Parti pour occuper les prétoires pendant quatre mois, le procès du financement libyen présumé d’une campagne présidentielle de Nicolas Sarkozy – celle, victorieuse, de 2007 – soulève des passions françaises. C’est que le clivant ancien président, déjà définitivement condamné dans l’affaire des écoutes, dite « Paul Bismuth », reste la statue du Commandeur de la droite « républicaine » et aurait toujours l’oreille de l’actuel chef de l’État.

La justice devra déterminer à quel point la dédiabolisation de Mouammar Kadhafi, en décembre 2007, était un renvoi d’ascenseur, se demandera si la chute létale du dirigeant libyen, quatre ans plus tard, peut apparaître comme un règlement de comptes et tentera de dévoiler à quel degré le bouillant « Sarko » était complice de chaque infraction avérée.

Si ces ingrédients dignes des grands feuilletons littéraires français du XIXe siècle font les choux gras d’une presse hexagonale déroutée par les méandres législatifs actuels, ils ne semblent intéresser que très modérément les Libyens. C’est ce qu’ont permis de constater plusieurs micros-trottoirs de correspondants occidentaux en Libye.

De la Libye à l’Afrique subsaharienne

Les citoyens libyens sont-ils désabusés, une quinzaine d’années après la chute du fondateur de la Jamahiriya ? Le pays est toujours politiquement instable, tiraillé entre deux autorités rivales, dans l’Est et dans l’Ouest.

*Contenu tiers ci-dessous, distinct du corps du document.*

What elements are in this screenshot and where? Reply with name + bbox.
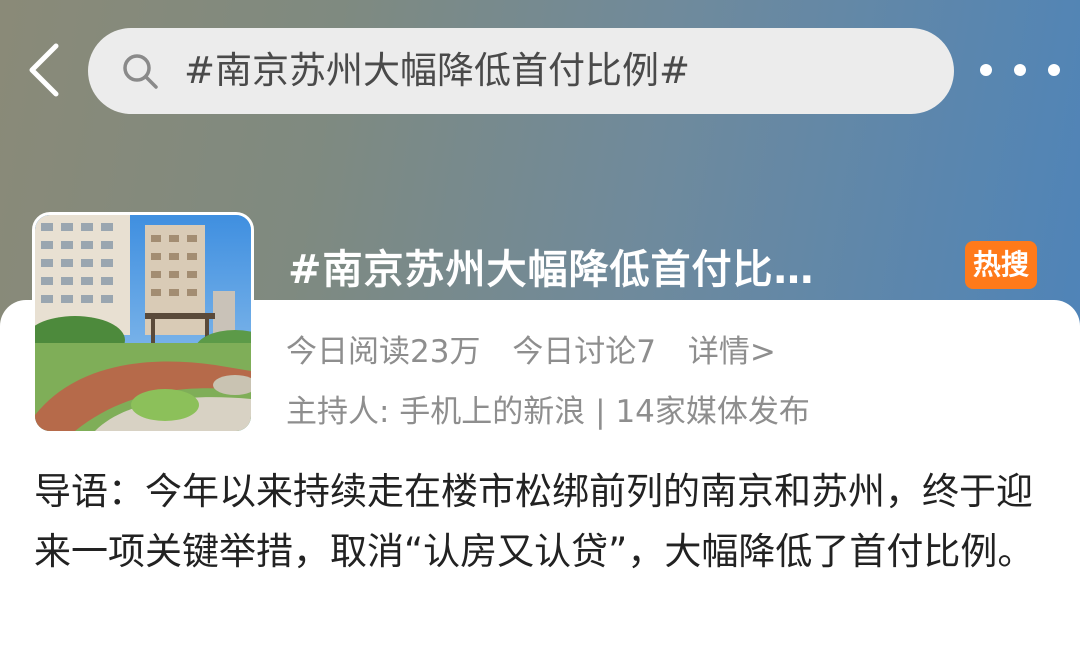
topic-thumbnail[interactable]: [32, 212, 254, 434]
host-info: 主持人: 手机上的新浪 | 14家媒体发布: [286, 394, 810, 430]
back-button[interactable]: [22, 40, 66, 100]
more-options-button[interactable]: [980, 52, 1060, 88]
topic-intro: 导语：今年以来持续走在楼市松绑前列的南京和苏州，终于迎来一项关键举措，取消“认房…: [34, 470, 1035, 573]
search-icon: [123, 54, 158, 89]
apartment-photo: [35, 215, 251, 431]
more-dot-icon: [980, 64, 992, 76]
details-link[interactable]: 详情>: [688, 334, 776, 370]
read-count: 今日阅读23万: [286, 334, 481, 370]
hot-search-badge: 热搜: [965, 241, 1037, 289]
discussion-count: 今日讨论7: [512, 334, 657, 370]
search-query[interactable]: #南京苏州大幅降低首付比例#: [184, 28, 690, 114]
more-dot-icon: [1048, 64, 1060, 76]
more-dot-icon: [1014, 64, 1026, 76]
topic-title[interactable]: #南京苏州大幅降低首付比…: [288, 238, 928, 302]
search-bar[interactable]: #南京苏州大幅降低首付比例#: [88, 28, 954, 114]
topic-stats: 今日阅读23万 今日讨论7 详情>: [286, 328, 798, 376]
chevron-left-icon: [29, 43, 59, 97]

Certes, les élites scrutent tout de même le procès parisien en cours, par appétit d’une vérité historique sur laquelle personne, en la matière, ne semble avoir de certitude absolue. Quant à Séïf el-Islam Kadhafi, second fils du « Guide », qui caresse toujours des ambitions politiques, il souhaite que la justice confirme le « pacte de corruption » qu’il avait lui-même dénoncé.

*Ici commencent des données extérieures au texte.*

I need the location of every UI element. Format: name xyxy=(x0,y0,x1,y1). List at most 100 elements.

En Afrique subsaharienne, si le procès contre Nicolas Sarkozy, Brice Hortefeux, Claude Guéant et une dizaine d’autres prévenus ne fait guère la une, la liturgie néosouverainiste actuelle ne manque pas d’occasions, sur les réseaux sociaux, de convoquer la mémoire de Kadhafi ou le souvenir de Sarkozy.

Nombre d’activistes aiment présenter le premier comme un panafricain sincère fauché en pleine mission d’unification africaine, et le second comme l’incarnation meurtrière d’une Françafrique  dont les méfaits politico-financiers sont aujourd’hui renvoyés à la face de l’arrogant Emmanuel Macron. Sans compter que la déstabilisation de la Libye apparaît comme un catalyseur logistique de la crise sécuritaire actuelle dans le Sahel.